As the much-emailed account goes, male reindeer generally shed their antlers long before December 25, whereas the females retain theirs until at least January. The reindeer are always depicted as having antlers, so Santa's outriders must all be females.

But is there a scientific basis to this theory?

Reindeer, both wild and semi-domesticated, are the only members of the deer family in which both sexes grow antlers. The question is when do they shed them?

"The largest bulls shed their antlers first, almost immediately after the rutting season ends in late October," said Pat Valkenburg, a wildlife biologist with the Alaska Department of Fish and Game. "The sparring between bulls during rutting season can be extremely violent.
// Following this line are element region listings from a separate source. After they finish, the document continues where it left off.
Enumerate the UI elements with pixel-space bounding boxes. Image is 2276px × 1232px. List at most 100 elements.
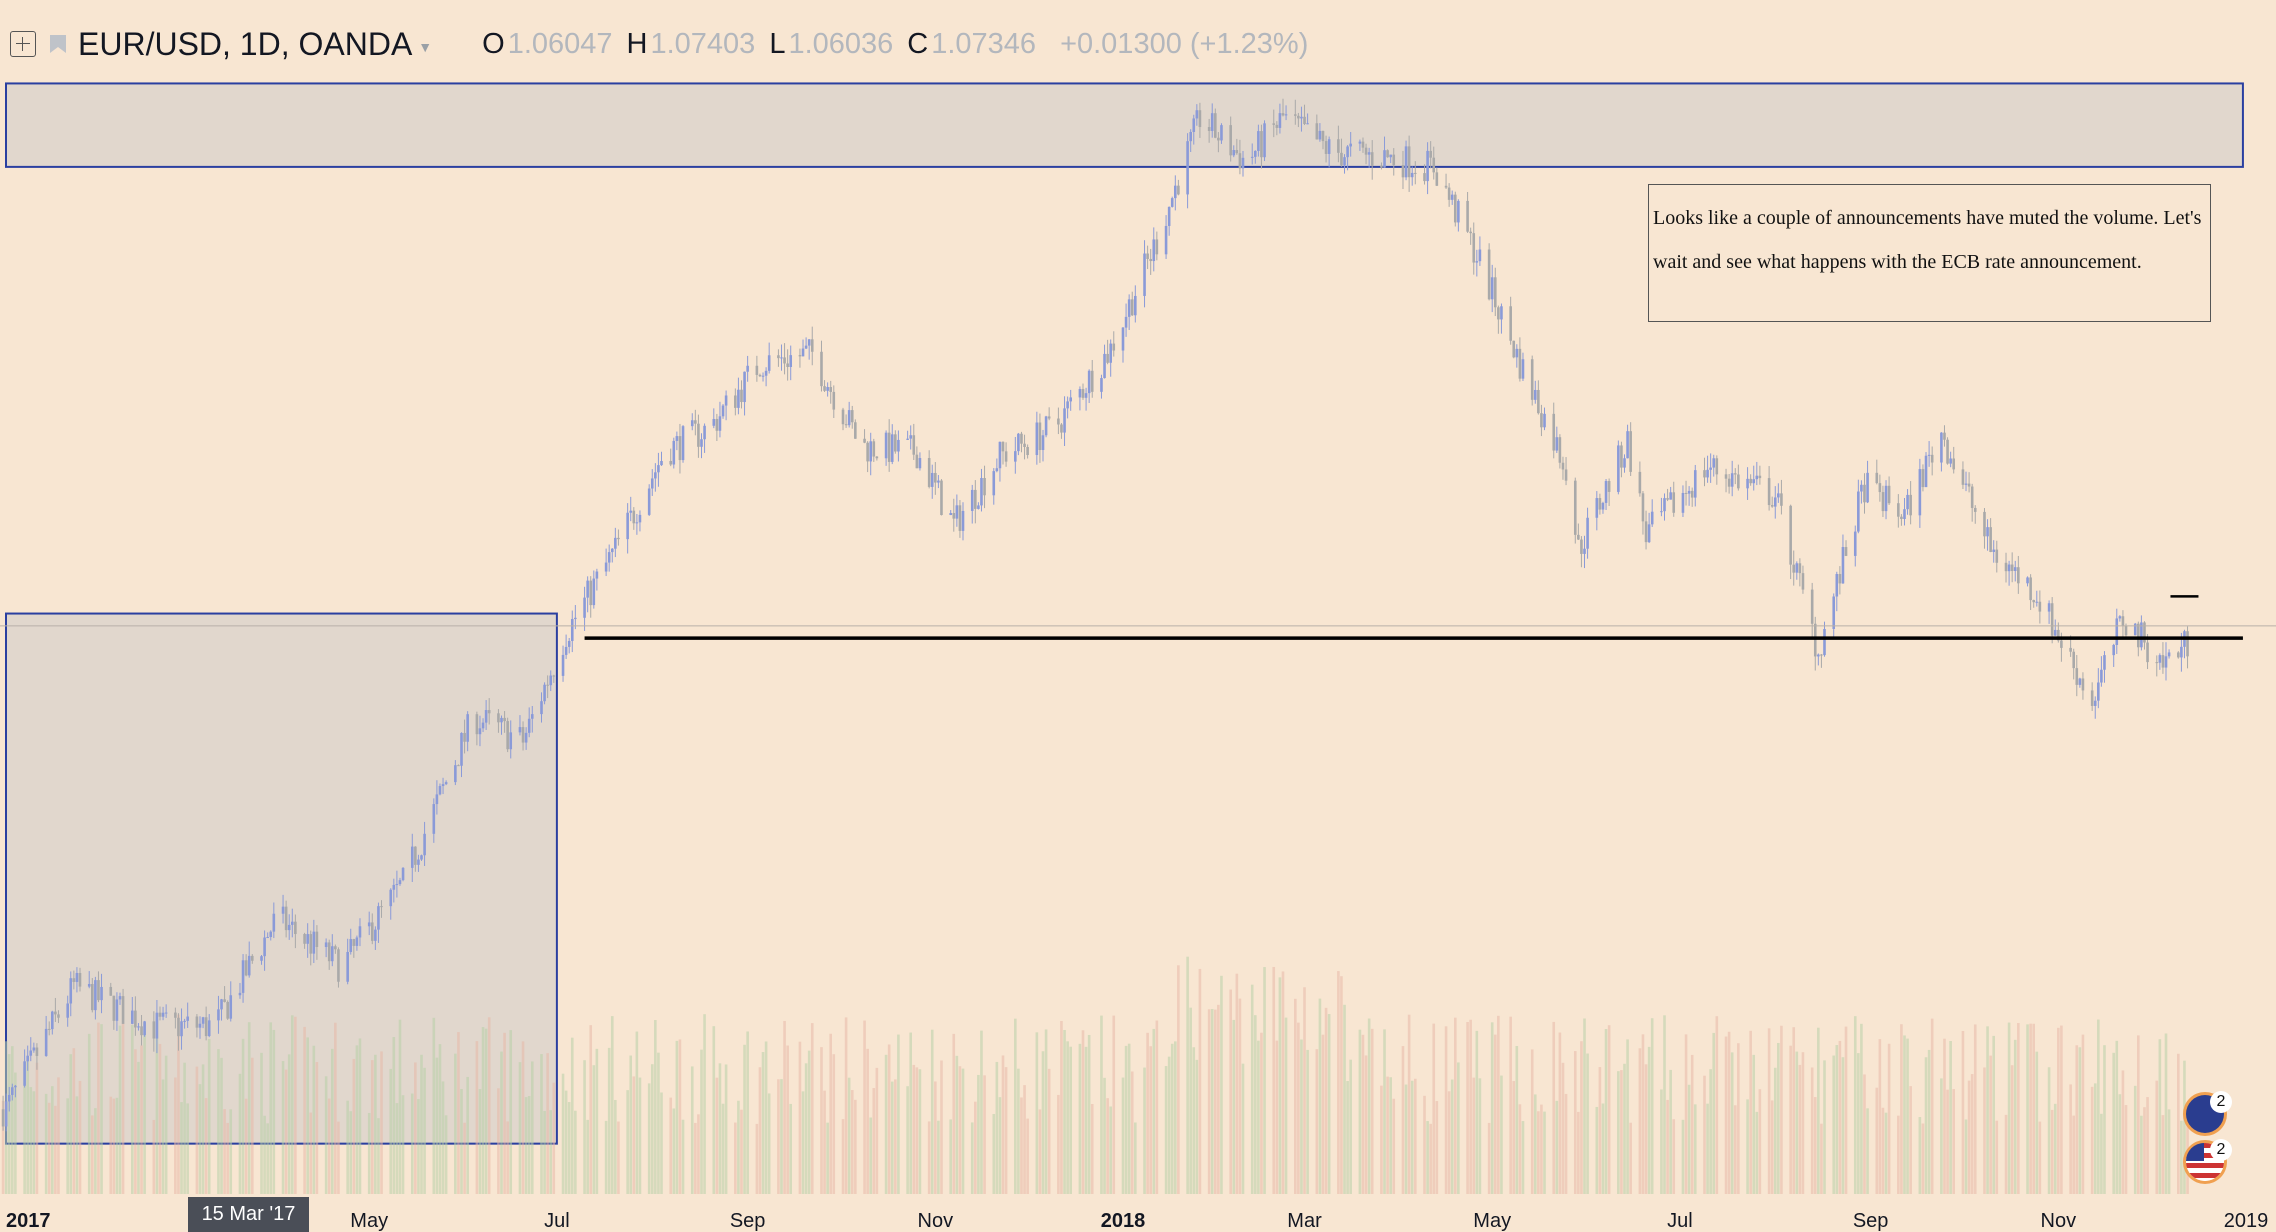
volume-bar xyxy=(690,1066,694,1194)
volume-bar xyxy=(1820,1123,1823,1194)
candle-body xyxy=(1623,458,1626,468)
volume-bar xyxy=(974,1101,977,1194)
chevron-down-icon[interactable]: ▼ xyxy=(418,39,433,55)
volume-bar xyxy=(1478,1078,1482,1194)
volume-bar xyxy=(1660,1089,1663,1194)
volume-bar xyxy=(1361,1034,1365,1194)
candle-body xyxy=(697,423,700,447)
volume-bar xyxy=(863,1020,866,1194)
volume-bar xyxy=(1961,1030,1965,1194)
candle-body xyxy=(1475,261,1479,263)
candle-body xyxy=(638,514,642,523)
time-axis[interactable]: 2017 May Jul Sep Nov 2018 Mar May Jul Sep Nov 2019 xyxy=(6,1210,2268,1232)
candle-body xyxy=(869,441,873,462)
candle-body xyxy=(2118,616,2122,619)
symbol-title[interactable]: EUR/USD, 1D, OANDA xyxy=(78,25,413,62)
candle-body xyxy=(614,537,617,549)
volume-bar xyxy=(1598,1067,1602,1194)
candle-body xyxy=(1580,539,1583,554)
volume-bar xyxy=(1106,1098,1109,1194)
candle-body xyxy=(1884,485,1888,512)
candle-body xyxy=(1866,472,1869,503)
candle-body xyxy=(715,418,719,431)
volume-bar xyxy=(1792,1027,1796,1194)
candle-body xyxy=(1229,125,1232,156)
volume-bar xyxy=(777,1079,780,1194)
us-events-icon[interactable] xyxy=(2186,1143,2224,1181)
volume-bar xyxy=(1407,1014,1411,1194)
candle-body xyxy=(1170,198,1174,207)
volume-bar xyxy=(1124,1045,1128,1194)
volume-bar xyxy=(1943,1038,1946,1194)
volume-bar xyxy=(1684,1034,1688,1194)
candle-body xyxy=(1755,475,1759,480)
candle-body xyxy=(1733,473,1737,475)
candle-body xyxy=(334,946,337,950)
volume-bar xyxy=(887,1044,891,1194)
candle-body xyxy=(1860,484,1863,492)
candle-body xyxy=(2155,662,2159,664)
volume-bar xyxy=(934,1081,937,1194)
volume-bar xyxy=(1586,1053,1589,1194)
volume-bar xyxy=(1690,1054,1694,1194)
volume-bar xyxy=(2053,1103,2057,1194)
volume-bar xyxy=(389,1068,393,1194)
volume-bar xyxy=(1617,1071,1620,1194)
add-symbol-button[interactable] xyxy=(10,31,36,57)
volume-bar xyxy=(1681,1119,1685,1194)
volume-bar xyxy=(306,1037,309,1194)
candle-body xyxy=(595,571,599,579)
flag-icon[interactable] xyxy=(48,33,68,55)
volume-bar xyxy=(444,1115,448,1194)
volume-bar xyxy=(681,1119,685,1194)
candle-body xyxy=(1607,481,1611,492)
volume-bar xyxy=(2007,1022,2011,1194)
volume-bar xyxy=(1207,1009,1211,1194)
volume-bar xyxy=(1047,1068,1051,1194)
volume-bar xyxy=(1069,1046,1072,1194)
volume-bar xyxy=(1026,1118,1029,1194)
candle-body xyxy=(1952,458,1956,470)
x-tick-label: 2017 xyxy=(6,1210,51,1232)
volume-bar xyxy=(1257,1040,1260,1194)
volume-bar xyxy=(906,1086,909,1194)
volume-bar xyxy=(635,1031,639,1194)
volume-bar xyxy=(432,1017,436,1194)
candle-body xyxy=(1964,483,1968,485)
candle-body xyxy=(112,995,116,1021)
candle-body xyxy=(1143,253,1146,296)
volume-bar xyxy=(1103,1077,1106,1194)
candle-body xyxy=(866,442,869,462)
candle-body xyxy=(1272,123,1276,125)
candle-body xyxy=(244,960,248,976)
candle-body xyxy=(1943,432,1946,440)
volume-bar xyxy=(1112,1015,1116,1194)
candle-body xyxy=(290,921,294,925)
volume-bar xyxy=(940,1060,943,1194)
candle-body xyxy=(552,675,556,677)
volume-bar xyxy=(1392,1098,1396,1194)
volume-bar xyxy=(109,1096,113,1194)
volume-bar xyxy=(1090,1103,1094,1194)
candle-body xyxy=(121,996,125,1024)
candle-body xyxy=(75,972,79,982)
volume-bar xyxy=(423,1067,426,1194)
candle-body xyxy=(804,345,808,349)
candle-body xyxy=(87,984,91,987)
volume-bar xyxy=(1232,1019,1236,1194)
volume-bar xyxy=(2010,1065,2014,1194)
volume-bar xyxy=(2167,1109,2171,1194)
volume-bar xyxy=(2124,1105,2128,1194)
candle-body xyxy=(1293,114,1297,116)
volume-bar xyxy=(866,1048,869,1194)
candle-body xyxy=(2075,668,2079,685)
candle-body xyxy=(1841,547,1845,584)
volume-bar xyxy=(287,1054,291,1194)
candle-body xyxy=(1903,509,1906,519)
volume-bar xyxy=(312,1045,316,1194)
volume-bar xyxy=(134,1049,137,1194)
text-note[interactable]: Looks like a couple of announcements hav… xyxy=(1648,184,2211,322)
candle-body xyxy=(755,365,759,375)
volume-bar xyxy=(1364,1055,1368,1194)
In herds with a lot of mature bulls, injuries from rutting can be the leading cause of death."

By the end of the rutting season, the bulls not only don't have antlers, they're so played out that the likelihood that they could haul the fat man and tons of toys around the world in one night is slim.

Young bulls and cows can keep their antlers sometimes through April, depending on the nutritional conditions, amount of daylight, and retention of testosterone.

The Sami people of Lapland, whose livelihood depends on their reindeer herds, frequently neuter their working reindeer, which would interrupt the cycle that causes males to shed their antlers.

The evidence therefore leads to the conclusion that Santa's reindeer are either females, young bulls, or neutered.

Then there's the question of what made Rudolph's nose red—other than the whim of a copywriter.

In his book The Physics of Christmas, Roger Highfield, science editor for the London-based Daily Telegraph, cites the research of Odd Halvorsen of the University of Oslo. Halvorsen pointed out in the journal Parasitology Today, that reindeer noses provide a welcoming environment for bugs, and suggested that the "celebrated discoloration" of Rudolph's nose is probably due to parasites.

Valkenburg offers an alternative conclusion.

"Rudolph is a mythical character," he laughed. "He can be anything he wants to be."